Изменить размер шрифта - +
Моя настоящая, моя высшая жизнь — с ними и с такими, как они.

Я не стану сейчас говорить об ужасающих последствиях нашей с тобой дружбы. Я только думаю о том, какой она была, пока она еще длилась. Для моего интеллекта она была губительной. У тебя были начатки художественной натуры, но лишь в зародыше. Но я повстречал тебя либо слишком поздно, либо слишком рано, — сам не знаю, что вернее. Когда тебя не было, все у меня шло хорошо. В начале декабря того же года, о котором я пишу, когда мне удалось убедить твою мать отправить тебя из Англии, я тут же снова собрал по кусочкам смятое и изорванное кружево моего воображения, взял свою жизнь в собственные руки и не только дописал оставшиеся три акта «Идеального мужа», но и задумал и почти закончил еще две совершенно несходные пьесы «Флорентийскую трагедию» и «La Sainte Courtisane». И вдруг, нежданный и непрошеный, при обстоятельствах роковых, отнявших у меня всю радость, ты возвратился. Я уже не смог взяться за те два произведения, которые остались недоработанными. Невозможно было вернуть настроение, создавшее их. Теперь, опубликовав собственный сборник стихов, ты сможешь понять, что все, о чем я пишу, чистая правда. Впрочем, поймешь ты или нет, все равно эта страшная правда угнездилась в самой сердцевине нашей дружбы. Твое присутствие было абсолютно гибельным для моего Искусства, и я безоговорочно виню себя за то, что позволял тебе постоянно становиться между мной и моим творчеством. Ты ничего не желал знать, ничего не мог понять, ничего не умел оценить по достоинству. Да я и был не вправе ждать этого от тебя. Все твои интересы были сосредоточены на твоих пиршествах и твоих прихотях. Ты всегда хотел только развлекаться, только и гнался за всякими удовольствиями — и обычными и не совсем обычными. По своей натуре ты в них всегда нуждался или считал, что в данную минуту они тебе необходимы. Я должен был запретить тебе бывать у меня дома или в моем рабочем кабинете без особого приглашения. Я всецело беру на себя вину за эту слабость. Да это и была только слабость. Полчаса занятий Искусством всегда значили для меня больше, чем круглые сутки с тобой. В сущности, в любое время моей жизни ничто не имело ни малейшего значения по сравнению с Искусством. А для художника слабость не что иное, как преступление, особенно когда эта слабость парализует воображение.

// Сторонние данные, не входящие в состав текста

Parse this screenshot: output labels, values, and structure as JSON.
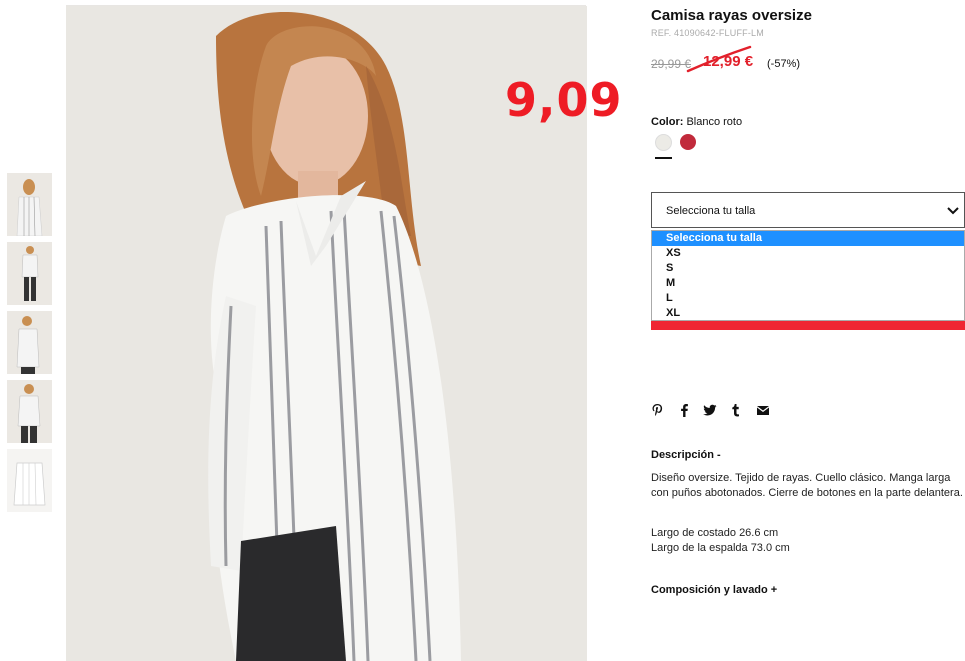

И еще я виню себя за то, что я позволил тебе довести меня до полного и позорного разорения. Помню, как утром, в начале октября 1892 года, мы сидели с твоей матерью в уже пожелтевшем лесу, в Брэкнелле. В то время я еще мало знал о твоем истинном характере. Однажды я провел с тобой время от субботы до понедельника в Оксфорде. Потом ты десять дней жил у меня в Кромере, где играл в гольф. Разговор зашел о тебе, и твоя мать стала рассказывать мне о твоем характере. Она говорила о главных твоих недостатках — о твоем тщеславии и о том, что ты, как она выразилась, «безобразно относишься к деньгам». Ясно помню, как я тогда смеялся. Я не представлял себе, что твое тщеславие приведет меня в тюрьму, а расточительность — к полному банкротству.

Я считал, что некоторая доля тщеславия украшает юношу, как изящный цветок в петлице; что же касается расточительности — а мне показалось, что она говорила именно о расточительности, — то осмотрительностью и бережливостью ни я, ни мои предки никогда не отличались. Но не прошло и месяца с начала нашей дружбы, как я понял, что именно подразумевала твоя мать. Твое настойчивое желание вести безудержно роскошную жизнь, непрестанные требования денег, уверенность в том, что я должен платить за все твои развлечения, независимо от того, делил я их с тобой или нет, все это привело меня через некоторое время к серьезным затруднениям, и, по мере того как ты все настойчивее захватывал мою жизнь, это безудержное расточительство становилось для меня все более докучным и однообразным, потому что деньги, в общем, тратились исключительно на еду, на вино и тому подобное.